O que será proibido?
A proposta do primeiro-ministro Keir Starmer prevê que menores de 16 anos não possam acessar as principais redes sociais.
Entre as restrições anunciadas estão:
- Proibição de criar ou manter contas em redes sociais.
- Bloqueio de transmissões ao vivo para menores.
- Impedimento de contato com desconhecidos em aplicativos de jogos.
- Novas exigências de segurança para plataformas digitais.
Aplicativos de mensagens privadas, como o WhatsApp, não devem ser afetados inicialmente.
Inteligência Artificial também está na mira
Além das redes sociais, o governo britânico estuda limitar o acesso de crianças e adolescentes a chatbots de inteligência artificial.
As autoridades avaliam riscos relacionados a:
- Exposição a conteúdos inadequados.
- Dependência emocional de assistentes virtuais.
- Influência de respostas automatizadas sobre jovens usuários.
- Falta de maturidade para interpretar informações geradas por IA.
Mais detalhes sobre essas possíveis restrições devem ser divulgados nos próximos meses.
O fim do "uso infinito" da internet
Outra proposta em análise é a criação de um toque de recolher digital.
A ideia é limitar ou interromper o acesso a determinados serviços durante a madrugada, reduzindo o uso excessivo da internet entre adolescentes e combatendo problemas como:
- Privação de sono.
- Queda no rendimento escolar.
- Dependência digital.
- Redução da convivência familiar e social.
Por que o governo está fazendo isso?
Segundo pesquisas citadas pelo governo britânico:
1. Cerca de 90% dos pais apoiam a idade mínima de 16 anos para redes sociais.

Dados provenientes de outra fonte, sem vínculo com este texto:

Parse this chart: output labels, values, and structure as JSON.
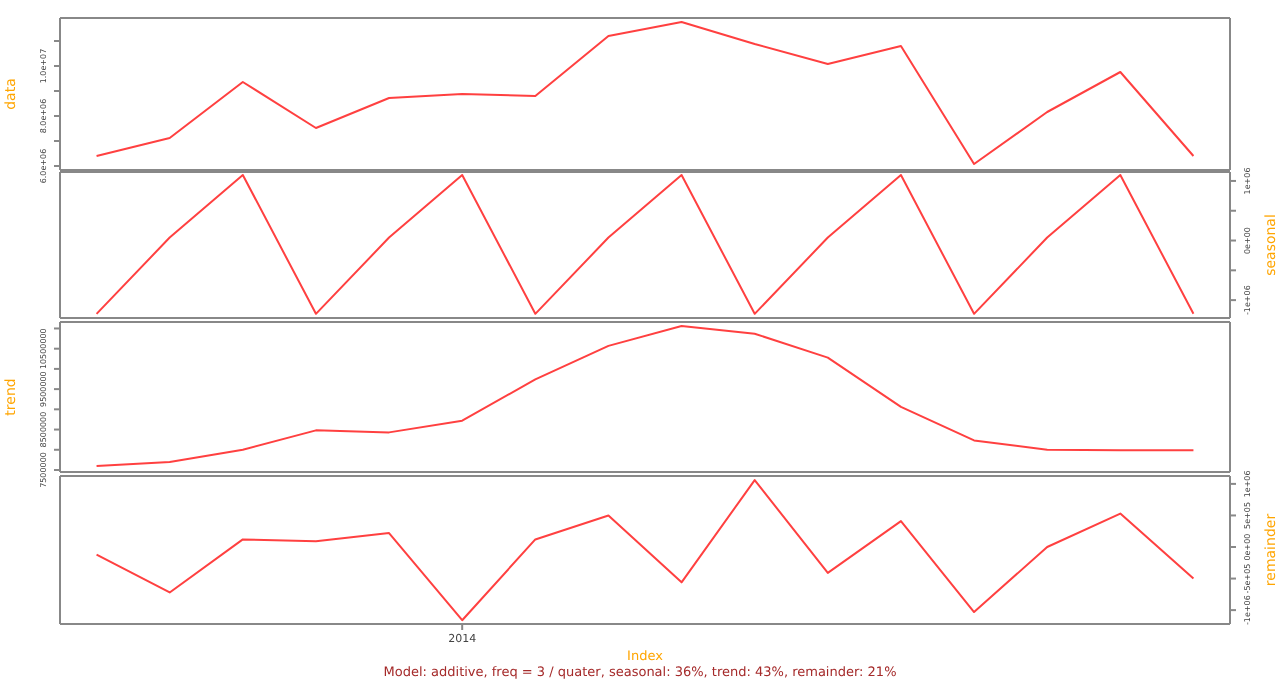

2. Aproximadamente 85% acreditam que os riscos superam os benefícios.
O governo argumenta que o excesso de tempo online prejudica atividades fundamentais para o desenvolvimento infantil, como estudar, ler, brincar, praticar esportes e manter relações sociais presenciais.
O modelo da Austrália como inspiração
O Reino Unido está se inspirando na experiência da Austrália, que se tornou o primeiro país do mundo a implementar uma proibição nacional para menores de 16 anos.
No modelo australiano:
- Contas de menores foram desativadas.
- Novos cadastros passaram a ser bloqueados.

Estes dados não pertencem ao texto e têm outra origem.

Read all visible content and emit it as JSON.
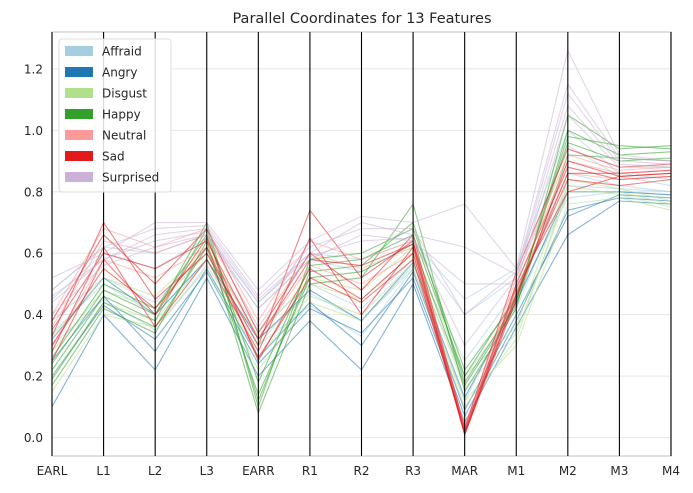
{
  "chart_data": {
    "type": "parallel_coordinates",
    "title": "Parallel Coordinates for 13 Features",
    "axes": [
      "EARL",
      "L1",
      "L2",
      "L3",
      "EARR",
      "R1",
      "R2",
      "R3",
      "MAR",
      "M1",
      "M2",
      "M3",
      "M4"
    ],
    "ylim": [
      -0.06,
      1.32
    ],
    "yticks": [
      0.0,
      0.2,
      0.4,
      0.6,
      0.8,
      1.0,
      1.2
    ],
    "ytick_labels": [
      "0.0",
      "0.2",
      "0.4",
      "0.6",
      "0.8",
      "1.0",
      "1.2"
    ],
    "legend_position": "top-left",
    "series": [
      {
        "name": "Affraid",
        "color": "#a6cee3",
        "lines": [
          [
            0.45,
            0.6,
            0.55,
            0.65,
            0.42,
            0.58,
            0.54,
            0.63,
            0.4,
            0.52,
            0.95,
            0.85,
            0.82
          ],
          [
            0.38,
            0.52,
            0.44,
            0.6,
            0.35,
            0.5,
            0.42,
            0.58,
            0.25,
            0.48,
            0.86,
            0.82,
            0.8
          ],
          [
            0.3,
            0.45,
            0.35,
            0.56,
            0.3,
            0.43,
            0.33,
            0.55,
            0.12,
            0.45,
            0.78,
            0.8,
            0.79
          ],
          [
            0.48,
            0.62,
            0.6,
            0.66,
            0.44,
            0.6,
            0.58,
            0.64,
            0.45,
            0.55,
            1.0,
            0.86,
            0.84
          ],
          [
            0.34,
            0.5,
            0.4,
            0.58,
            0.32,
            0.47,
            0.38,
            0.56,
            0.2,
            0.42,
            0.82,
            0.81,
            0.8
          ]
        ]
      },
      {
        "name": "Angry",
        "color": "#1f78b4",
        "lines": [
          [
            0.1,
            0.4,
            0.22,
            0.52,
            0.2,
            0.38,
            0.22,
            0.5,
            0.05,
            0.36,
            0.66,
            0.77,
            0.76
          ],
          [
            0.25,
            0.46,
            0.28,
            0.55,
            0.26,
            0.44,
            0.3,
            0.54,
            0.09,
            0.4,
            0.72,
            0.79,
            0.78
          ],
          [
            0.32,
            0.52,
            0.4,
            0.58,
            0.32,
            0.48,
            0.38,
            0.57,
            0.13,
            0.44,
            0.8,
            0.8,
            0.79
          ],
          [
            0.2,
            0.43,
            0.32,
            0.54,
            0.24,
            0.42,
            0.34,
            0.52,
            0.07,
            0.38,
            0.74,
            0.78,
            0.77
          ]
        ]
      },
      {
        "name": "Disgust",
        "color": "#b2df8a",
        "lines": [
          [
            0.2,
            0.44,
            0.38,
            0.58,
            0.26,
            0.46,
            0.4,
            0.57,
            0.12,
            0.3,
            0.76,
            0.78,
            0.74
          ],
          [
            0.28,
            0.48,
            0.42,
            0.6,
            0.3,
            0.5,
            0.45,
            0.6,
            0.16,
            0.34,
            0.8,
            0.8,
            0.76
          ],
          [
            0.15,
            0.4,
            0.36,
            0.55,
            0.22,
            0.44,
            0.38,
            0.55,
            0.1,
            0.32,
            0.82,
            0.79,
            0.75
          ],
          [
            0.33,
            0.52,
            0.46,
            0.62,
            0.33,
            0.52,
            0.48,
            0.62,
            0.2,
            0.36,
            0.84,
            0.81,
            0.77
          ]
        ]
      },
      {
        "name": "Happy",
        "color": "#33a02c",
        "lines": [
          [
            0.17,
            0.42,
            0.34,
            0.64,
            0.08,
            0.5,
            0.52,
            0.76,
            0.15,
            0.42,
            1.05,
            0.94,
            0.95
          ],
          [
            0.22,
            0.46,
            0.38,
            0.68,
            0.12,
            0.54,
            0.56,
            0.7,
            0.18,
            0.44,
            1.0,
            0.92,
            0.93
          ],
          [
            0.26,
            0.5,
            0.42,
            0.66,
            0.18,
            0.56,
            0.58,
            0.66,
            0.2,
            0.46,
            0.96,
            0.9,
            0.91
          ],
          [
            0.19,
            0.44,
            0.36,
            0.62,
            0.14,
            0.52,
            0.54,
            0.63,
            0.17,
            0.43,
            0.92,
            0.91,
            0.9
          ],
          [
            0.24,
            0.48,
            0.4,
            0.7,
            0.1,
            0.58,
            0.6,
            0.68,
            0.22,
            0.45,
            0.98,
            0.95,
            0.94
          ]
        ]
      },
      {
        "name": "Neutral",
        "color": "#fb9a99",
        "lines": [
          [
            0.36,
            0.64,
            0.6,
            0.66,
            0.36,
            0.6,
            0.55,
            0.62,
            0.02,
            0.5,
            0.9,
            0.86,
            0.87
          ],
          [
            0.3,
            0.58,
            0.52,
            0.62,
            0.32,
            0.56,
            0.5,
            0.6,
            0.04,
            0.48,
            0.86,
            0.84,
            0.85
          ],
          [
            0.4,
            0.68,
            0.62,
            0.68,
            0.38,
            0.64,
            0.58,
            0.64,
            0.03,
            0.52,
            0.92,
            0.87,
            0.88
          ]
        ]
      },
      {
        "name": "Sad",
        "color": "#e31a1c",
        "lines": [
          [
            0.25,
            0.58,
            0.4,
            0.65,
            0.25,
            0.55,
            0.45,
            0.6,
            0.01,
            0.45,
            0.9,
            0.85,
            0.86
          ],
          [
            0.33,
            0.7,
            0.45,
            0.6,
            0.3,
            0.74,
            0.52,
            0.64,
            0.02,
            0.5,
            0.88,
            0.84,
            0.85
          ],
          [
            0.28,
            0.62,
            0.36,
            0.58,
            0.28,
            0.65,
            0.4,
            0.62,
            0.01,
            0.47,
            0.84,
            0.82,
            0.84
          ],
          [
            0.38,
            0.66,
            0.5,
            0.68,
            0.34,
            0.6,
            0.48,
            0.66,
            0.03,
            0.54,
            0.94,
            0.88,
            0.89
          ],
          [
            0.3,
            0.55,
            0.42,
            0.62,
            0.26,
            0.52,
            0.44,
            0.58,
            0.02,
            0.46,
            0.86,
            0.86,
            0.87
          ],
          [
            0.35,
            0.6,
            0.55,
            0.64,
            0.32,
            0.58,
            0.56,
            0.63,
            0.01,
            0.49,
            0.8,
            0.85,
            0.86
          ]
        ]
      },
      {
        "name": "Surprised",
        "color": "#cab2d6",
        "lines": [
          [
            0.52,
            0.6,
            0.7,
            0.7,
            0.48,
            0.64,
            0.72,
            0.7,
            0.76,
            0.55,
            1.26,
            0.92,
            0.9
          ],
          [
            0.46,
            0.58,
            0.66,
            0.68,
            0.45,
            0.6,
            0.7,
            0.66,
            0.62,
            0.53,
            1.12,
            0.9,
            0.89
          ],
          [
            0.4,
            0.56,
            0.62,
            0.66,
            0.42,
            0.58,
            0.66,
            0.64,
            0.5,
            0.5,
            1.05,
            0.88,
            0.88
          ],
          [
            0.48,
            0.62,
            0.68,
            0.69,
            0.46,
            0.62,
            0.68,
            0.68,
            0.4,
            0.54,
            1.15,
            0.91,
            0.9
          ],
          [
            0.44,
            0.58,
            0.64,
            0.67,
            0.44,
            0.59,
            0.64,
            0.65,
            0.3,
            0.52,
            1.08,
            0.89,
            0.88
          ]
        ]
      }
    ]
  }
}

- As multas recaem sobre as empresas, não sobre pais ou crianças.
- As plataformas precisam verificar a idade dos usuários por meios tecnológicos.
As punições podem chegar a milhões de dólares para empresas que descumprirem as regras.
As críticas e os desafios
A proposta também enfrenta críticas.
- O YouTube afirma que uma proibição ampla pode empurrar jovens para serviços menos seguros e sem supervisão.

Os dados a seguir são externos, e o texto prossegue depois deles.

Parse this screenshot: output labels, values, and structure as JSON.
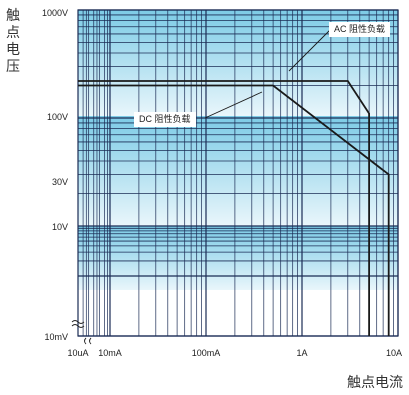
{
  "chart_data": {
    "type": "line",
    "ylabel": "触点电压",
    "xlabel": "触点电流",
    "x_scale": "log",
    "y_scale": "log",
    "xlim": [
      "10uA",
      "10A"
    ],
    "ylim": [
      "10mV",
      "1000V"
    ],
    "x_tick_labels": [
      "10uA",
      "10mA",
      "100mA",
      "1A",
      "10A"
    ],
    "y_tick_labels": [
      "1000V",
      "100V",
      "30V",
      "10V",
      "10mV"
    ],
    "series": [
      {
        "name": "AC 阻性负载",
        "points": [
          {
            "x": "10uA",
            "y": 220
          },
          {
            "x": 3.0,
            "y": 220
          },
          {
            "x": 5.0,
            "y": 110
          },
          {
            "x": 5.0,
            "y": 0.01
          }
        ]
      },
      {
        "name": "DC 阻性负载",
        "points": [
          {
            "x": "10uA",
            "y": 200
          },
          {
            "x": 0.5,
            "y": 200
          },
          {
            "x": 8.0,
            "y": 30
          },
          {
            "x": 8.0,
            "y": 0.01
          }
        ]
      }
    ],
    "grid": true,
    "legend": "inline callouts"
  }
}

- Já opositores políticos argumentam que ferramentas como VPNs podem permitir que adolescentes contornem os bloqueios, tornando a fiscalização extremamente difícil.
- Outro ponto controverso é a necessidade de sistemas robustos de verificação de idade, o que levanta preocupações sobre privacidade e identidade digital.
E o Brasil?
No Brasil, não existe atualmente uma proibição de redes sociais para menores de 16 anos.
No entanto, o governo brasileiro já demonstrou interesse em discutir medidas semelhantes. Hoje, a legislação exige:
- Consentimento dos responsáveis para usuários menores de 16 anos.
- Configurações de privacidade adequadas à idade.
- Proteções contra mecanismos que incentivem o uso compulsivo.
- Regras específicas para proteger crianças e adolescentes no ambiente digital.
O Brasil foi o primeiro país da América Latina a aprovar uma legislação voltada especificamente para a segurança online de menores.
A proposta britânica representa uma das maiores mudanças já discutidas na relação entre jovens e tecnologia. O objetivo é reduzir riscos associados às redes sociais, aos jogos online e à inteligência artificial, priorizando a saúde mental, a segurança e o desenvolvimento infantil. Ao mesmo tempo, a medida abre um debate global sobre liberdade digital, privacidade, fiscalização e até onde governos devem intervir para proteger crianças em um mundo cada vez mais conectado.